Они не были одиноки. Дискуссии подобного типа часто мне не давали спать всю ночь, когда я, лежа на колючем соломенном матрасике, слышал агрессивную аргументацию своих соседей по комнате или тех, кто жил через стенку. Это продолжалось часами, и обычно собеседники так и не приходили к согласию: у каждого были свои соображения по поводу того, как защищать еврейский народ, как помочь англичанам в войне против нацистов, как склонить капиталистов к марксизму, как освободить земли от арабов, как убедить Великобританию поддержать идею еврейского государства, как использовать нужду союзников в кооперации с нами, как создать тип нового еврея в Эрец-Исраэле. Я очутился в давящей атмосфере этих бесконечных дискуссий и не мог почувствовать себя их частью, не разделял напряжения постоянно сталкивавшихся верований, личностей и культур.

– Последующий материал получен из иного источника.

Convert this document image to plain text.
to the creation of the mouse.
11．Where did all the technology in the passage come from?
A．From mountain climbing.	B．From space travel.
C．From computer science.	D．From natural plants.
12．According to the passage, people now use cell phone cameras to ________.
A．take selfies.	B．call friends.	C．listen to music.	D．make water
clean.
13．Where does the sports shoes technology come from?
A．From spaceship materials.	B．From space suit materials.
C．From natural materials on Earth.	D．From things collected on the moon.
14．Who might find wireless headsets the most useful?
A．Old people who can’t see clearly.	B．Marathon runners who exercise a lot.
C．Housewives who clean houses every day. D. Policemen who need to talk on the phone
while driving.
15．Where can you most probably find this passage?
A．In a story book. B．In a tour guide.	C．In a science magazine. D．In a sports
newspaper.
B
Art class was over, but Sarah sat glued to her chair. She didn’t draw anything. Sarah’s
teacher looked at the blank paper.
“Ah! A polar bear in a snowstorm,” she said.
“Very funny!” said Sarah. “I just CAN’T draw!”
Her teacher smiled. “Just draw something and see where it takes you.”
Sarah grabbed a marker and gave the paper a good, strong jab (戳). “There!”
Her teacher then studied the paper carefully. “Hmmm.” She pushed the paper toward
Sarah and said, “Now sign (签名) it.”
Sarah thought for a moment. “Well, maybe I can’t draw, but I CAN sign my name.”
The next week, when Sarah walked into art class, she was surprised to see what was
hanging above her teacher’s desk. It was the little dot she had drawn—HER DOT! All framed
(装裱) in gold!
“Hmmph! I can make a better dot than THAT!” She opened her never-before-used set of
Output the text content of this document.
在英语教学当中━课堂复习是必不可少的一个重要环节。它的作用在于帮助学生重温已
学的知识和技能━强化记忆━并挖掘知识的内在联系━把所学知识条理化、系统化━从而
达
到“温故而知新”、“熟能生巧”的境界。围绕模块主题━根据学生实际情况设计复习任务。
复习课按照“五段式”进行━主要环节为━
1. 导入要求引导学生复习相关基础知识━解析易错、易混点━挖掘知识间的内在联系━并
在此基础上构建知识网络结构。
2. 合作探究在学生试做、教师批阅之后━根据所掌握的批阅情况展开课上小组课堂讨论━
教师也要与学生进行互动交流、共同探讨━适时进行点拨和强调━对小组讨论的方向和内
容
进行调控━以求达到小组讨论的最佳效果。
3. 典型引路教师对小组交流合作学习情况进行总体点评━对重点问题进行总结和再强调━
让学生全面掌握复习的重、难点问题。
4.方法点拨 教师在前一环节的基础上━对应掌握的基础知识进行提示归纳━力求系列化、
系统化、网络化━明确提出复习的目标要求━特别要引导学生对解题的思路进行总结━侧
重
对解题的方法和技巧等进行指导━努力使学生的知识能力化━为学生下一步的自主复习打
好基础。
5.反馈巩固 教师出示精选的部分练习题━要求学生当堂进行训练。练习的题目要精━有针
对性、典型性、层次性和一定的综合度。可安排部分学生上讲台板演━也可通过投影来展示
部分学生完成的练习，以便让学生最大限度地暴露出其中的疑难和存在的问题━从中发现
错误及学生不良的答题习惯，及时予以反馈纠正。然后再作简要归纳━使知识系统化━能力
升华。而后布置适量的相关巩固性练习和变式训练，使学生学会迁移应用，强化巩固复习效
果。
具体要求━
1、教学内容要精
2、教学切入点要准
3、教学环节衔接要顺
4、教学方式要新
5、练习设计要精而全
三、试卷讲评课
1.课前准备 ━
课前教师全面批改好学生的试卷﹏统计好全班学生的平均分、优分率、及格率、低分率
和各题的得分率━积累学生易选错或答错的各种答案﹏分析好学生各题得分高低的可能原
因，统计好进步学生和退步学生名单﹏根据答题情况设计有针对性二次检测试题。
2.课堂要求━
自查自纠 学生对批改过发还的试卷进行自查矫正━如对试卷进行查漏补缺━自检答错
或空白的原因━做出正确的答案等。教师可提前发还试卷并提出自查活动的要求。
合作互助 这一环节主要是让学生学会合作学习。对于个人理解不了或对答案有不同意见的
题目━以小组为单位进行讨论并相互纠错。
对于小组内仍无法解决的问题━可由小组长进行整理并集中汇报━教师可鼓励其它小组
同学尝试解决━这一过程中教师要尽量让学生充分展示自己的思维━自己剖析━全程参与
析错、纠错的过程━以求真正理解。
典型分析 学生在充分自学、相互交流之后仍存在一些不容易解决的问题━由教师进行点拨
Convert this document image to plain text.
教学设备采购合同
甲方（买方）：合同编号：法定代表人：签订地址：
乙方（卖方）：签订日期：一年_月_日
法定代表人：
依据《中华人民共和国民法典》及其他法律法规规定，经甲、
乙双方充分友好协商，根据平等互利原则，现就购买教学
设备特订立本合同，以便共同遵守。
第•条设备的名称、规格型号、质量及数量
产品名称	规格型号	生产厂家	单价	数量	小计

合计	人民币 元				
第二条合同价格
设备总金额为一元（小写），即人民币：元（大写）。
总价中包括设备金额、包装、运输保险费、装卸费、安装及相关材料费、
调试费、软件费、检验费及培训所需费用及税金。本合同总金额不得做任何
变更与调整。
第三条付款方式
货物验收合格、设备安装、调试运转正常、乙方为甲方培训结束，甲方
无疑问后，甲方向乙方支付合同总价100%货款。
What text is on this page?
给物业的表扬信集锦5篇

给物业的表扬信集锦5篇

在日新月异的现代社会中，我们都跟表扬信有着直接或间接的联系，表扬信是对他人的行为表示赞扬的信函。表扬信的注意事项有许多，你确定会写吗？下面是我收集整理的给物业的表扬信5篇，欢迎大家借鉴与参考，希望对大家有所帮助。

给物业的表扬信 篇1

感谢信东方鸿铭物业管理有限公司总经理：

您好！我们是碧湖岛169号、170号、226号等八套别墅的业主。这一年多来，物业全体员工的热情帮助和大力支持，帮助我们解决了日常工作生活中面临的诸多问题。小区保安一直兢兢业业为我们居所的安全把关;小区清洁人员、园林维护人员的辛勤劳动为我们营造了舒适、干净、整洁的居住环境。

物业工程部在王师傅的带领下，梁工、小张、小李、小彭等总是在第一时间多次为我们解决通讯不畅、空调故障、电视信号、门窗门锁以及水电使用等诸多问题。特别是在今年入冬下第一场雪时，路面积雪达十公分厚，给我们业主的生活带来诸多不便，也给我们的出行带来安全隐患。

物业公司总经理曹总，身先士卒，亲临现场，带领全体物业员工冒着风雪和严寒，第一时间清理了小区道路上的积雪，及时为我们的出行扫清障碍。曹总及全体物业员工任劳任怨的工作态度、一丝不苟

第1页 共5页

Я знал, что должен ощущать себя участником хотя бы потому, что моя семья в Италии оказалась в трагической ловушке еврейского народа. Но те страстные речи контрастировали не только с мягким и удобным миром, из которого я пришел, но и с нудной рутиной сельскохозяйственной школы, управляемой ударами колокола. Колокол будил нас без четверти шесть утра и в восемь звал в класс. Под звук колокола в полдень мы спешили, голодные, в столовую, а после обеда лениво разбредались по полям на работу. В десять вечера колокол желал нам спокойной ночи, потребовав при этом тишины. В этот момент многие из нас начинали говорить сами с собой.

Я до сих пор прекрасно помню эти ночи с небесами, утыканными сияющими звездами. Бархатная темнота, освеженная бризом, ласкала лицо. Шуршание эвкалиптов прерывалось воем шакалов, а звуки недалекой гармошки контрастировали с призывами муэдзинов с минаретов Яффы.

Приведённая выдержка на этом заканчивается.